I returned from Morocco through Amsterdam, where I visited the Amsterdam museum and saw an exhibit about Dutch converts to Islam and how these communities of Dutch Muslims are impacting that very secular, yet nominally Christian European country.  I also visited the Anne Frank house and the Jewish quarter where the history of the Jews in the Netherlands, particularly during the years of Nazi occupation, are described in horrifying detail.  I visited “Our Lord in the Attic” church, a Roman Catholic church built on the third floor and attic of a large stately home of a 17th century Dutch merchant at a time in history when Roman Catholic churches were outlawed in the Netherlands and Roman Catholics had to worship secretly in what had become a stridently Protestant nation.  I observed with dismay the extent to which the conflict in Israel and Gaza is igniting a resurgence of anti-Semitism in Europe as people ascribe to all Jews Israel’s political and military actions.  I heard many narratives: narratives of pain and persecution, narratives of conquest and defeat, narratives of tolerance and acceptance and cooperation, narratives of war and narratives of peace.   Interfaith encounter opens us to all these narratives and asks us to accept that all of these stories are true even where they appear to conflict.

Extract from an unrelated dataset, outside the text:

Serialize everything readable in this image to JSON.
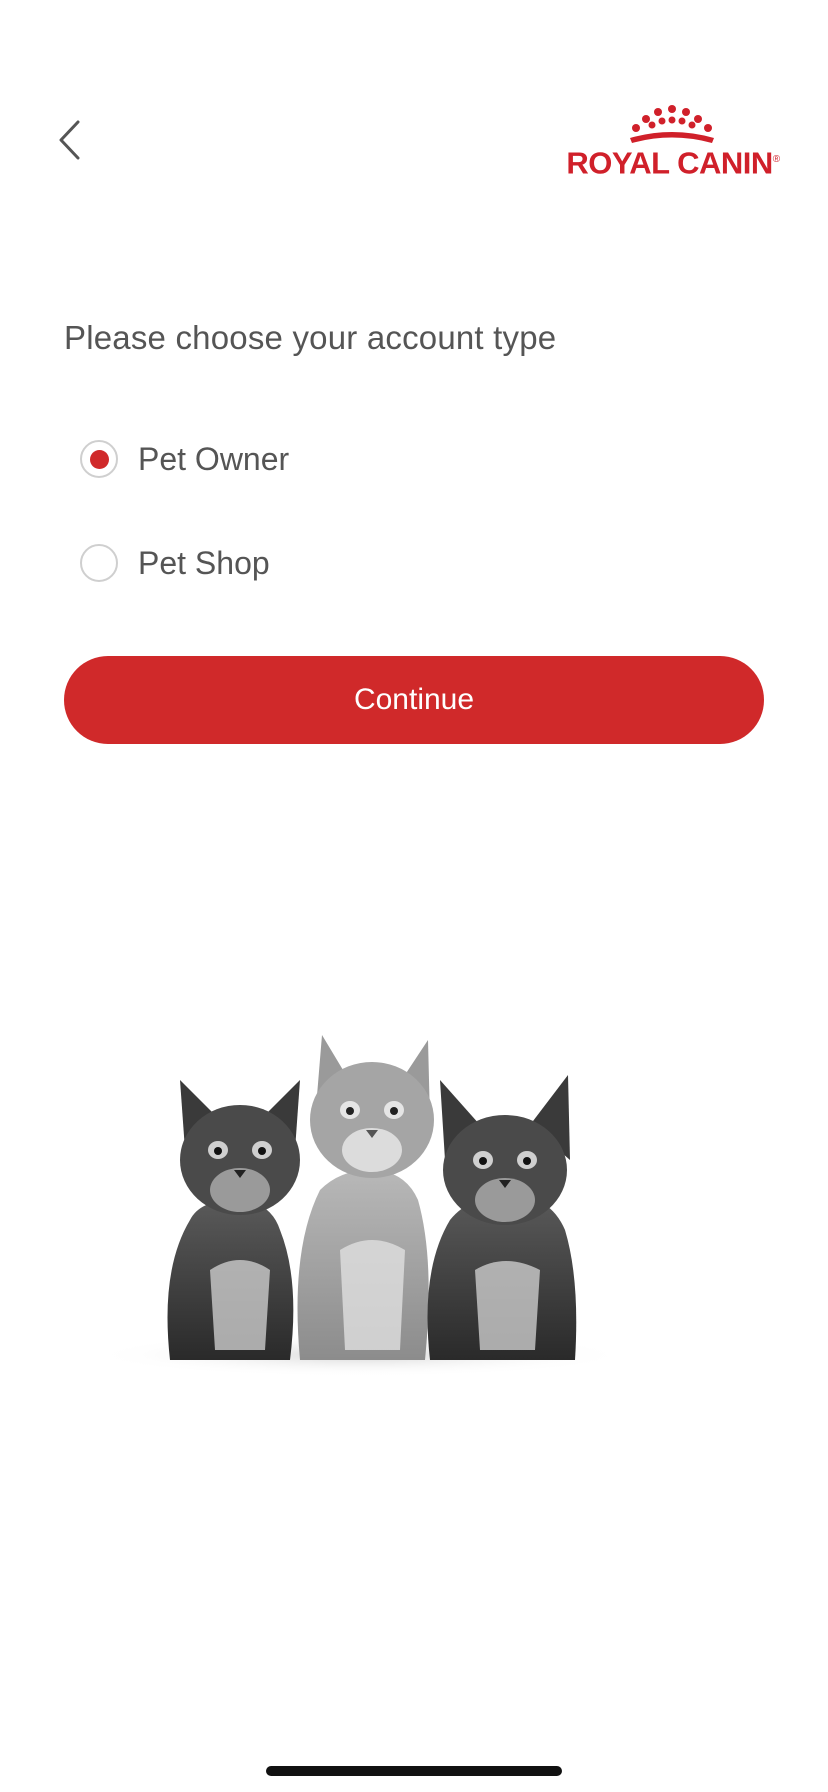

So now I return to Rochester and to the work of interfaith encounter right here in our city and on the University of Rochester campus.  We have a lively and committed interfaith community in Rochester. The University of Rochester has an active and growing interfaith student group that includes students from all of our diverse religious communities at the Interfaith Chapel and students who claim no religious affiliation.  The Interfaith Chapel is a Cooperation Circle of the United Religions Initiative (URI), a global grass roots network of interfaith organizations committed to building bridges of understanding between and among the world’s religious and philosophical traditions.  The purpose of the URI is to promote enduring, daily interfaith cooperation, to end religiously motivated violence and to create cultures of peace, justice and healing for the Earth and all living beings, a purpose that is completely consonant with the mission of the Interfaith Chapel.

I read articles and posts to the URI listserve daily from Cooperation Circles all over the world, including in Israel and Palestine and Baghdad.  Grass roots interfaith work is happening right in the midst of these violent conflicts, as local organizations in those troubled regions come together to explore non-violent solutions to their troubles.  The stories of interfaith prayer vigils and interfaith activism for peace and non-violence don’t make the mainstream media, but all over the world, including in the places wracked with the most violent conflict, people are working together to try to find peaceful and just solutions and to end the violence.  To honor their work, we who are fortunate enough to live in places of relative safety must remain committed to the interfaith work that we are doing here in our own back yard and to continue to strengthen the relationships we have created through those efforts.  Global conflicts have local repercussions.  Our challenge is to create a local environment that does not replicate the conflict happening on the other side of the world.  Violence can spread like a cancer and we must not allow hatred and mistrust and demonizing of the “other” to metastasize to our local community. I am reminded of the words of St. Paul, from my own Christian tradition, that one part of the body cannot say to the other, “I have no need of you.”  All the parts must work together in order for the whole to be healthy.

Interfaith work is not always “kum-bah-yah” as this summer’s global violence reminds us yet again.   It is hard work to remain faithful to relationships with those who feel differently and strongly about these seemingly irreconcilable conflicts, but that commitment and fidelity to the relationship is the bedrock on which interfaith dialogue is built.  By remaining in relationship with one another we make it possible for all of us to be transformed and, if we are creative and open-hearted, perhaps even discover a pathway to peace.  The prayer I carry with me this summer is a text from my own Christian tradition – “Blessed are the peacemakers, for they shall be called children of God.”